RALEIGH — Public charter school parents are more satisfied with their children’s education than are traditional public district-school parents, according to two new studies from Education Next, a journal from Stanford University and the Harvard Kennedy School.

Private school parents outrank both other categories as the most satisfied of all test groups, the studies also showed.

“Although parental perceptions cannot necessarily be interpreted as identifying in-school realities, they do suggest that parental demand for charters and private schools is likely to grow,” said Martin R. West, editor-in-chief of Education Next.

The studies examined two separate polls. The first conducted by Education Next canvassed a national sample of 1,519 parents with K-12 children.

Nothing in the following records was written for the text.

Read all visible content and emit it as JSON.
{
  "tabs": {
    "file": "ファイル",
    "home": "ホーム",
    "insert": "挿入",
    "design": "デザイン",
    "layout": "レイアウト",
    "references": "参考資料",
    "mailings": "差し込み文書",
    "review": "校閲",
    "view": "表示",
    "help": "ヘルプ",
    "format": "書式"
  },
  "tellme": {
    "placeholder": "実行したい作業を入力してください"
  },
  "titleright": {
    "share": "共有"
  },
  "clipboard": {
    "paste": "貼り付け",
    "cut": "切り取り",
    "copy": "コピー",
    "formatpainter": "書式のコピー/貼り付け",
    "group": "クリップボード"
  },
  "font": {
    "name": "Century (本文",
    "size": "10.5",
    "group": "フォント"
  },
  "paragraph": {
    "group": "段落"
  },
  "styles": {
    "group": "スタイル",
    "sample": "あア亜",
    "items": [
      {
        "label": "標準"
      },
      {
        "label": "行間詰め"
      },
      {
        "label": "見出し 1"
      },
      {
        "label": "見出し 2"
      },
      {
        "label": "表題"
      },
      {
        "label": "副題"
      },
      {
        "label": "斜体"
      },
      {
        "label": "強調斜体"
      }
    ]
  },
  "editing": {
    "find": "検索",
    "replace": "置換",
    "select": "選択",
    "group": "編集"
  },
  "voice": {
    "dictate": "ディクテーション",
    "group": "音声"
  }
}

The second study was headed by the U.S. Department of Education, and surveyed more than 17,000 households nationwide with children in public charter, private, assigned district, and chosen district schools.

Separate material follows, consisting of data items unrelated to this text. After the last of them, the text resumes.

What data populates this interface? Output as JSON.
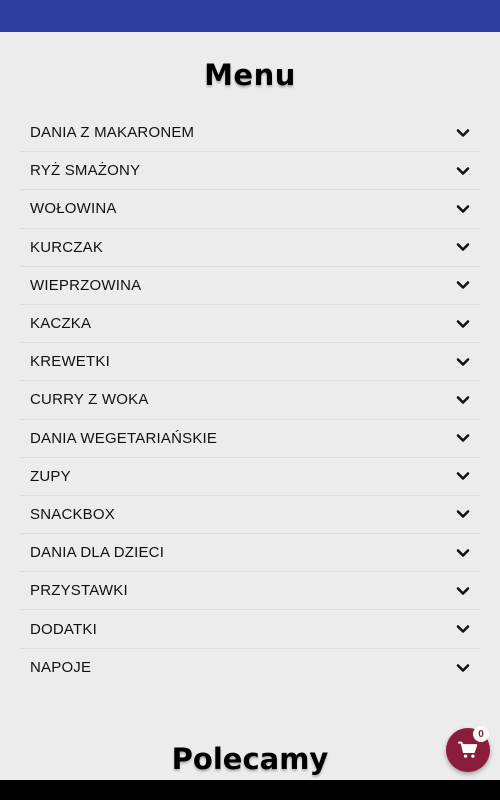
{
  "header": {
    "bar_color": "#2e3d9e"
  },
  "menu": {
    "title": "Menu",
    "items": [
      {
        "label": "DANIA Z MAKARONEM"
      },
      {
        "label": "RYŻ SMAŻONY"
      },
      {
        "label": "WOŁOWINA"
      },
      {
        "label": "KURCZAK"
      },
      {
        "label": "WIEPRZOWINA"
      },
      {
        "label": "KACZKA"
      },
      {
        "label": "KREWETKI"
      },
      {
        "label": "CURRY Z WOKA"
      },
      {
        "label": "DANIA WEGETARIAŃSKIE"
      },
      {
        "label": "ZUPY"
      },
      {
        "label": "SNACKBOX"
      },
      {
        "label": "DANIA DLA DZIECI"
      },
      {
        "label": "PRZYSTAWKI"
      },
      {
        "label": "DODATKI"
      },
      {
        "label": "NAPOJE"
      }
    ],
    "expand_icon": "chevron-down-icon"
  },
  "recommended": {
    "title": "Polecamy"
  },
  "cart": {
    "count": "0",
    "icon": "cart-icon",
    "color": "#8a1c3c"
  }
}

Key findings from the Education Next survey:

  • Public charter parents are on average 13 percent more satisfied than are traditional public school parents. Private-school parents are on average 12 percentage points more satisfied than charter parents.
  • Traditional public school parents are more likely than are private-school parents to say that problems at their school are either serious or very serious; public charter parents fall in the middle.
  • Drugs, vandalism, fighting, and absences are 8 percent more likely to be reported as problems by traditional public school parents, as compared to public charter parents.
  • Public charter parents report more extensive communications with school staff than do either traditional public-or-private-school parents. Charter parents are 14 percent more likely than traditional public school parents to communicate with teachers and administrators about their children’s classwork or homework.

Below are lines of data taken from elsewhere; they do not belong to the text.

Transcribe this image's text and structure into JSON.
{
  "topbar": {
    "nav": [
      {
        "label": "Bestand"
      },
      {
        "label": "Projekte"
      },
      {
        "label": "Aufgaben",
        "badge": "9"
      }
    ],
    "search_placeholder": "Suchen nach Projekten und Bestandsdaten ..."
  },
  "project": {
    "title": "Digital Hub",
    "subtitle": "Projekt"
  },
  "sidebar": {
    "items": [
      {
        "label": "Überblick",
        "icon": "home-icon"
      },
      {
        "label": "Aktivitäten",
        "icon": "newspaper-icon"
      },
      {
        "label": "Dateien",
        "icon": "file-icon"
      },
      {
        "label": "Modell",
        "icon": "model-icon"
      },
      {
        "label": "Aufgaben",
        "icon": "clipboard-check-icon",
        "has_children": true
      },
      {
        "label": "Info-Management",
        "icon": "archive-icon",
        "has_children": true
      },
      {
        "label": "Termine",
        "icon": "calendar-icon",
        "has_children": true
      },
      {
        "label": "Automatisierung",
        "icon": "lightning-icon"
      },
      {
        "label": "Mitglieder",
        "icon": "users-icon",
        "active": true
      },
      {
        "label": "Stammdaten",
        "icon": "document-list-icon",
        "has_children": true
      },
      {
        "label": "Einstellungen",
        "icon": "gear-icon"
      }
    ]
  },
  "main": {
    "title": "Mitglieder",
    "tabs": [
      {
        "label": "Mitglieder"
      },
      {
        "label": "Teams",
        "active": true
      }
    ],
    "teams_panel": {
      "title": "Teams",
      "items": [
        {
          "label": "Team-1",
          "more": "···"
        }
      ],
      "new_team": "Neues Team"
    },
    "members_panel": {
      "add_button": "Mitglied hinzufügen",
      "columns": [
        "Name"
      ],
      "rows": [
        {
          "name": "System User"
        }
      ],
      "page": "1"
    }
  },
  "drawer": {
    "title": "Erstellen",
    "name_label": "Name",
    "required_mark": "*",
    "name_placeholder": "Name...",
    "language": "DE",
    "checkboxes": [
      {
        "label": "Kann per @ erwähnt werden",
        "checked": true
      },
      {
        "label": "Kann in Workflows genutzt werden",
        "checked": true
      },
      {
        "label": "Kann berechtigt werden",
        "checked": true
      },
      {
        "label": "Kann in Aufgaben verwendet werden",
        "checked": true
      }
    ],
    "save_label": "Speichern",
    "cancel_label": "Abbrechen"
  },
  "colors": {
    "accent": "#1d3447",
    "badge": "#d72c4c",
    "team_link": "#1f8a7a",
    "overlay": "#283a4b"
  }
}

Key findings from the U.S. Department of Education survey:

  • Private school parents are more satisfied than those parents with children enrolled in public charter and traditional public schools.
  • In all surveyed school sectors, high-income parents are more satisfied with their children’s education than low-income parents.
  • Black, white, and Hispanic parents are more satisfied with private schools than with public charter and traditional public schools, while Asian parents are not.